Georgie had looked up with an angry beautiful flush on her cheeks and a sparkle in her eyes, which Mrs. Hammond could not have managed by any contrivance to excel. But when she saw the look that was fixed on her, her eyes fell, and she covered her face with her hands. It was not a bold glance; it was quiet, powerful, and pitying--pitying from Dollamore's point of view, not of her grief, but of her "greenness."

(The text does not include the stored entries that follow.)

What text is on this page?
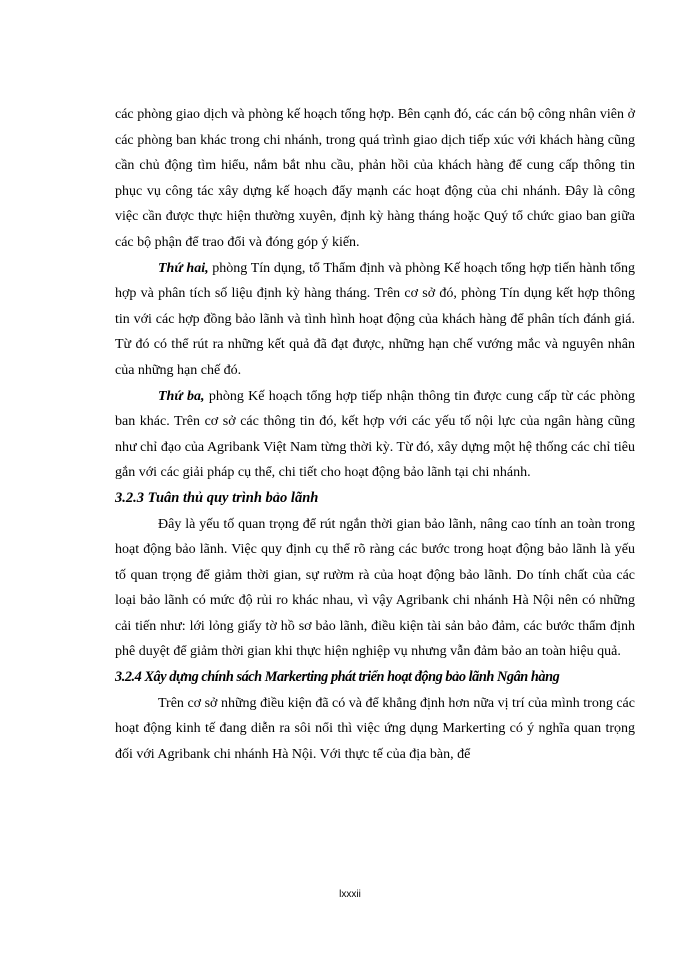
các phòng giao dịch và phòng kế hoạch tổng hợp. Bên cạnh đó, các cán bộ công nhân viên ở các phòng ban khác trong chi nhánh, trong quá trình giao dịch tiếp xúc với khách hàng cũng cần chủ động tìm hiểu, nắm bắt nhu cầu, phản hồi của khách hàng để cung cấp thông tin phục vụ công tác xây dựng kế hoạch đẩy mạnh các hoạt động của chi nhánh. Đây là công việc cần được thực hiện thường xuyên, định kỳ hàng tháng hoặc Quý tổ chức giao ban giữa các bộ phận để trao đổi và đóng góp ý kiến.

Thứ hai, phòng Tín dụng, tổ Thẩm định và phòng Kế hoạch tổng hợp tiến hành tổng hợp và phân tích số liệu định kỳ hàng tháng. Trên cơ sở đó, phòng Tín dụng kết hợp thông tin với các hợp đồng bảo lãnh và tình hình hoạt động của khách hàng để phân tích đánh giá. Từ đó có thể rút ra những kết quả đã đạt được, những hạn chế vướng mắc và nguyên nhân của những hạn chế đó.

Thứ ba, phòng Kế hoạch tổng hợp tiếp nhận thông tin được cung cấp từ các phòng ban khác. Trên cơ sở các thông tin đó, kết hợp với các yếu tố nội lực của ngân hàng cũng như chỉ đạo của Agribank Việt Nam từng thời kỳ. Từ đó, xây dựng một hệ thống các chỉ tiêu gắn với các giải pháp cụ thể, chi tiết cho hoạt động bảo lãnh tại chi nhánh.

3.2.3 Tuân thủ quy trình bảo lãnh

Đây là yếu tố quan trọng để rút ngắn thời gian bảo lãnh, nâng cao tính an toàn trong hoạt động bảo lãnh. Việc quy định cụ thể rõ ràng các bước trong hoạt động bảo lãnh là yếu tố quan trọng để giảm thời gian, sự rườm rà của hoạt động bảo lãnh. Do tính chất của các loại bảo lãnh có mức độ rủi ro khác nhau, vì vậy Agribank chi nhánh Hà Nội nên có những cải tiến như: lới lỏng giấy tờ hồ sơ bảo lãnh, điều kiện tài sản bảo đảm, các bước thẩm định phê duyệt để giảm thời gian khi thực hiện nghiệp vụ nhưng vẫn đảm bảo an toàn hiệu quả.

3.2.4 Xây dựng chính sách Markerting phát triển hoạt động bảo lãnh Ngân hàng

Trên cơ sở những điều kiện đã có và để khẳng định hơn nữa vị trí của mình trong các hoạt động kinh tế đang diễn ra sôi nổi thì việc ứng dụng Markerting có ý nghĩa quan trọng đối với Agribank chi nhánh Hà Nội. Với thực tế của địa bàn, để

lxxxii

"Shecan, and shehas, Lady Mitford; but it will be your own fault, and a very silly fault too, if she has that power much longer. Look the truth in the face; don't be afraid of it. You have lost Mitford's affections, I suppose you will say; and there never was any one so miserable; and so forth. It's quite a mistake. Mitford never had any affections--he had, and has, passions; and they will be won and lost many and many a time, long after you will have ceased even to notice in what direction they may happen to be straying. Because your reign was short, you fancy Mrs. Hammond's will be eternal. Pooh! It will come to a timely end with the beginning of the opera-season; and nothing will remain to her of it but a rent in her reputation--which even that endurable material will hardly bear--and much mortification. Your reign is over, as you believe; and we will grant, for the sake of argument, that you are right. Well, what remains to you after this terrible imaginary bereavement of Mitford's affections? Why, Mitford's fortune, Mitford's rank, and a position which, if you were under his influence, might very possibly come to grief; but which you, free and blameless,--a very pleasant combination, let me tell you, and one that many a woman would gladly purchase at the price of a little sentimental blighting,--will elevate and dignify. If you will only realize your position, Lady Mitford, and act with good sense, you will have as brilliant a destiny before you as any woman not afflicted with a mission could possibly desire."